With that out of the way:

What this book is

This is a field manual for a specific co-design experiment: a small ML in the style of OCaml or Standard ML, targeting a small instruction set architecture that has effect handlers, first-class continuations, hardware pattern matching, and a network-on-chip as its primary communication fabric. The language and the ISA were designed together, with each chapter’s decisions justifying themselves by what the other side of the design needed.

The thesis is that most language/ISA mismatches are accidents of history. C’s semantics fossilized into the machines we have, and every language since has paid the impedance tax. If you get to design both sides, the question stops being “how do I make ML fast on a register machine that was designed for a different language” and becomes “what does the ML algebra want a machine to be.”

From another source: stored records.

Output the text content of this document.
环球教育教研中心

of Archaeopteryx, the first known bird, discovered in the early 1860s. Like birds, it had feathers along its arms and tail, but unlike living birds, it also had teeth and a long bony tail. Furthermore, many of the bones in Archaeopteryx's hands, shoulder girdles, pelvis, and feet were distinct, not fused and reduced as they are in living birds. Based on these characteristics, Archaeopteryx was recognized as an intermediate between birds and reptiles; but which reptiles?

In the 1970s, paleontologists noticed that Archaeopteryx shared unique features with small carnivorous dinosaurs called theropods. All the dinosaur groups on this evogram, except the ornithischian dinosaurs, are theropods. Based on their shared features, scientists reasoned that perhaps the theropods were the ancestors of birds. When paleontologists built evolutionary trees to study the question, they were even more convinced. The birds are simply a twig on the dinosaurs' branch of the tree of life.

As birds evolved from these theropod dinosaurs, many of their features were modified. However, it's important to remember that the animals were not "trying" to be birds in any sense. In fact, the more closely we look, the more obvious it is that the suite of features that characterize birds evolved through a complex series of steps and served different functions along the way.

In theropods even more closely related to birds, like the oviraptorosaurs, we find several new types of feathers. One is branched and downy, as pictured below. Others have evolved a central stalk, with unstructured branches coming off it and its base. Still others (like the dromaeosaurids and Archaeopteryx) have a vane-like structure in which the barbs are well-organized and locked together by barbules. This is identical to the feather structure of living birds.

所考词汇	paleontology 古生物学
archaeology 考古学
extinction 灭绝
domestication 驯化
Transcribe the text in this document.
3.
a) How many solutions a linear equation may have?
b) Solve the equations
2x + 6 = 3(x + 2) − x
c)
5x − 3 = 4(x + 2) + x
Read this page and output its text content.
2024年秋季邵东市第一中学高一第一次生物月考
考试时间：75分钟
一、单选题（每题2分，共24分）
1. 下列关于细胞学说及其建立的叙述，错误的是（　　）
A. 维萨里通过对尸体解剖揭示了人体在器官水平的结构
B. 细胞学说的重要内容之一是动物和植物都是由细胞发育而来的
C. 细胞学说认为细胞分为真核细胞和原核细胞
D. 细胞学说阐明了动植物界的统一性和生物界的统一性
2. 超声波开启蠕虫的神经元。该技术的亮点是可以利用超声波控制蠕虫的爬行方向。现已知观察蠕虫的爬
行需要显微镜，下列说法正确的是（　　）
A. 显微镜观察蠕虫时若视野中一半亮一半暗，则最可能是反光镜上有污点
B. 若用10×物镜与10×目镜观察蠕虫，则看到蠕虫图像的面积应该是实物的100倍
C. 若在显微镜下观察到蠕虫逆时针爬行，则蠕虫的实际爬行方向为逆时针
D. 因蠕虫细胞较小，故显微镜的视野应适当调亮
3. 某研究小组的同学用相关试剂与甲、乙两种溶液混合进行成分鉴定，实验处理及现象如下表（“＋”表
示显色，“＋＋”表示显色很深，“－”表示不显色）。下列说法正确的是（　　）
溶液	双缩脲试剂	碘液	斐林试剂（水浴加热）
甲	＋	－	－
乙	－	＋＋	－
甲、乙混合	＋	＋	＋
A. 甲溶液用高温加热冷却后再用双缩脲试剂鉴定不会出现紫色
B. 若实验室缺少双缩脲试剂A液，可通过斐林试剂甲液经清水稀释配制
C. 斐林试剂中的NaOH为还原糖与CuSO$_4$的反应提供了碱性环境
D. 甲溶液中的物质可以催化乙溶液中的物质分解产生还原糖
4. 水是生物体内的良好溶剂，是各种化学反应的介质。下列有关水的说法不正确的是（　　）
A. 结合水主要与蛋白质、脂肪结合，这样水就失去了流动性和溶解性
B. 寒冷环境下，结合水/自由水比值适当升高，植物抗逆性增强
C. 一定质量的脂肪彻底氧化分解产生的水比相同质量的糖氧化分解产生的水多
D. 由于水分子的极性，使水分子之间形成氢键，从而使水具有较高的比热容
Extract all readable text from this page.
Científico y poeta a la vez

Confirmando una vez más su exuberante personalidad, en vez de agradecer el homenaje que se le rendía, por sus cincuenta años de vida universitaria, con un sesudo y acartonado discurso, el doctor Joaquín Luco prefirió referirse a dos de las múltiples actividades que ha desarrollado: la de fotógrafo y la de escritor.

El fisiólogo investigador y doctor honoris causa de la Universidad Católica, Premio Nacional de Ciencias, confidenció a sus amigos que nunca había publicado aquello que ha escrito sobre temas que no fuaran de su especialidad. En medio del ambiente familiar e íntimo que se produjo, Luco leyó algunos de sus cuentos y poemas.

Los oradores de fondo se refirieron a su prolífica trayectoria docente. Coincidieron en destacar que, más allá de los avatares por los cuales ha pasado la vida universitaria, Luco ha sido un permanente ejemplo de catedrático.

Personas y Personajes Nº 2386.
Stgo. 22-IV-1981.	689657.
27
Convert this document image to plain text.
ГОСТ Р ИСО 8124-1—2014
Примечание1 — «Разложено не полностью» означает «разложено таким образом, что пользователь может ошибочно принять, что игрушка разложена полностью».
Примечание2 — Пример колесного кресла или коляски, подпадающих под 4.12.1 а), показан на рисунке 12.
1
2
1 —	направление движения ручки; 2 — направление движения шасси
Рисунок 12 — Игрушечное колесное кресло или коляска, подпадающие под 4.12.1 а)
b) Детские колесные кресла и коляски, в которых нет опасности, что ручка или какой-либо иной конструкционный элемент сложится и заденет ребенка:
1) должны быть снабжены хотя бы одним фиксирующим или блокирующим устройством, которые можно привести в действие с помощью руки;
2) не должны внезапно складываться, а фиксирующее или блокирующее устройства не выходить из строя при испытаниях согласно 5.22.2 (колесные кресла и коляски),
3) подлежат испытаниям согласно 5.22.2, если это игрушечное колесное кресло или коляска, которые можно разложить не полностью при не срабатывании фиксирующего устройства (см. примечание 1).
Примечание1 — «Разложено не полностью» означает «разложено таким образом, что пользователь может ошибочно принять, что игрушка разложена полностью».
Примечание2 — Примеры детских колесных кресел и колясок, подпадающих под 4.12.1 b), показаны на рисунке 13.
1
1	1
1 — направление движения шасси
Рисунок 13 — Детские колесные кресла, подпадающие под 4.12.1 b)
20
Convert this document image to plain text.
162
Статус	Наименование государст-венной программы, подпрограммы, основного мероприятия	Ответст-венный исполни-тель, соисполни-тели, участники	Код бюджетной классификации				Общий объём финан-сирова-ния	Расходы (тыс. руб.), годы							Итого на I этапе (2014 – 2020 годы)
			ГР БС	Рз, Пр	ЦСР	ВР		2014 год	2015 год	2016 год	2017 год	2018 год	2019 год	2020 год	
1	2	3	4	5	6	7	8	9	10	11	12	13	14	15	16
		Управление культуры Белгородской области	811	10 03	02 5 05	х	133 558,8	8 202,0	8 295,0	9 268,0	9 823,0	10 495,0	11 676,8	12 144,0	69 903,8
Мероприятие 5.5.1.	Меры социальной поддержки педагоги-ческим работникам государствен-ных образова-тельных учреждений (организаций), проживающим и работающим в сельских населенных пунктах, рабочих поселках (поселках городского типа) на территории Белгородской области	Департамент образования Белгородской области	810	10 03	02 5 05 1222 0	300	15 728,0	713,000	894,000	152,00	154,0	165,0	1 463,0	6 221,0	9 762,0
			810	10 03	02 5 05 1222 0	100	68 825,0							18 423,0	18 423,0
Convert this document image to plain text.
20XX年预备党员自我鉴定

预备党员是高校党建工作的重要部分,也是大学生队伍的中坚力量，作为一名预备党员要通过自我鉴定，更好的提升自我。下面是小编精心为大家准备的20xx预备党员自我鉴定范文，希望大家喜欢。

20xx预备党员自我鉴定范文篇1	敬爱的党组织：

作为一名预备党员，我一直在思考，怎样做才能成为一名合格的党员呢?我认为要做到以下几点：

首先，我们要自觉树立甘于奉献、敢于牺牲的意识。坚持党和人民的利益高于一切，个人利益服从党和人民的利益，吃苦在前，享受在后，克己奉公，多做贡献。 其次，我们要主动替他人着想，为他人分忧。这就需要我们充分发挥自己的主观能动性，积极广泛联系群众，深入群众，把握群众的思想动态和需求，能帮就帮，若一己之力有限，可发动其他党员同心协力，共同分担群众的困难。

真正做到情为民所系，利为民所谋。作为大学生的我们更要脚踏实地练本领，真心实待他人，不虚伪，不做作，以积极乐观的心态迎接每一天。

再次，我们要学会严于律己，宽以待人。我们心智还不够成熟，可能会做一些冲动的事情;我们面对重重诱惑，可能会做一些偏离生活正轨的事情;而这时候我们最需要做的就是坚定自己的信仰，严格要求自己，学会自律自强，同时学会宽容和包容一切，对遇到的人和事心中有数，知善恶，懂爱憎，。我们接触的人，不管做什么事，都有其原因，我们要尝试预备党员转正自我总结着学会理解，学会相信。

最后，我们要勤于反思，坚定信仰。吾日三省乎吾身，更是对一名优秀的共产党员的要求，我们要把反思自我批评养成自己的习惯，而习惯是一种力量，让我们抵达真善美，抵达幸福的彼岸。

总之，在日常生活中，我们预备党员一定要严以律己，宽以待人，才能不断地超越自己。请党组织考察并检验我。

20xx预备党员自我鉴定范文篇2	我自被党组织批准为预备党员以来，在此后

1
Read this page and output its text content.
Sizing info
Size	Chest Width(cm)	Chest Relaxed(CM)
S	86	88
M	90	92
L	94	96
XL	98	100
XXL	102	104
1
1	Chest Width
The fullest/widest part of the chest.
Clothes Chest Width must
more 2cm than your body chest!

The output is not a production language. It’s not a production ISA. It’s a working artifact — a 16-bit teaching machine that can run a real kernel — built specifically to make a set of intuitions visible. Reading the book, you should come away able to feel why the design choices were made, what they cost, and what they buy.

Who this is for

You should already be a confident programmer. The book assumes you’ve shipped systems in C or Go or Rust, and you know what a process is, what an interrupt is, what a page table is. You may have written firmware; you may not have. You don’t need ML experience — we’ll build the intuition from algebraic first principles — but you should be comfortable with the idea that types can do real work in a program, beyond serving as documentation.

The book leans into the systems angle. If you came for “how do I make a beautiful list-processing language,” you’re in the wrong room. The whole motivating question is: if you got to design the language and the metal together, with concurrency and devices in mind from the first day, what would you build?

How to read this book

Chapters are short and dense. They build incrementally. Skipping is risky for the first ten chapters because each one cashes in vocabulary established earlier. After chapter 14 — the full multicore kernel — chapters can be read in any order.

Code samples are written in a small ML we call CML (Concrete ML). The full language specification is in Appendix B, and you can read the appendix at any point if a syntax detail trips you. The ISA specification is in Appendix A; you’ll likely want to consult it during chapters 6 through 9. Both appendices are the canonical reference; the body chapters are the explanation.

Throughout the book, decisions are flagged as decisions, not as truths. When the design chooses between alternatives, we say so, list the alternatives, and explain the choice. The book is a document of a co-design process, not a manifesto. You should disagree with some of it; you should build a better version of some pieces.

On the title

Concrete Machines gestures at Gilbert Simondon’s notion of concretization — the process by which a technical object becomes more itself over time, as its parts come to fit each other rather than fitting an idealized abstract function. A pre-concretized machine has parts that are theoretically composable but practically fragile; a concretized machine has parts whose roles have grown into each other and reinforce each other.

The co-design conducted in this book is an exercise in concretization. The ML and the ISA become more themselves by being designed together. The handler is more useful because the hardware knows about it; the hardware is simpler because the handler exists. By the end, you should be able to feel the parts fitting.

The subtitle, Now you’re thinking with portals, is unapologetic. Live with it.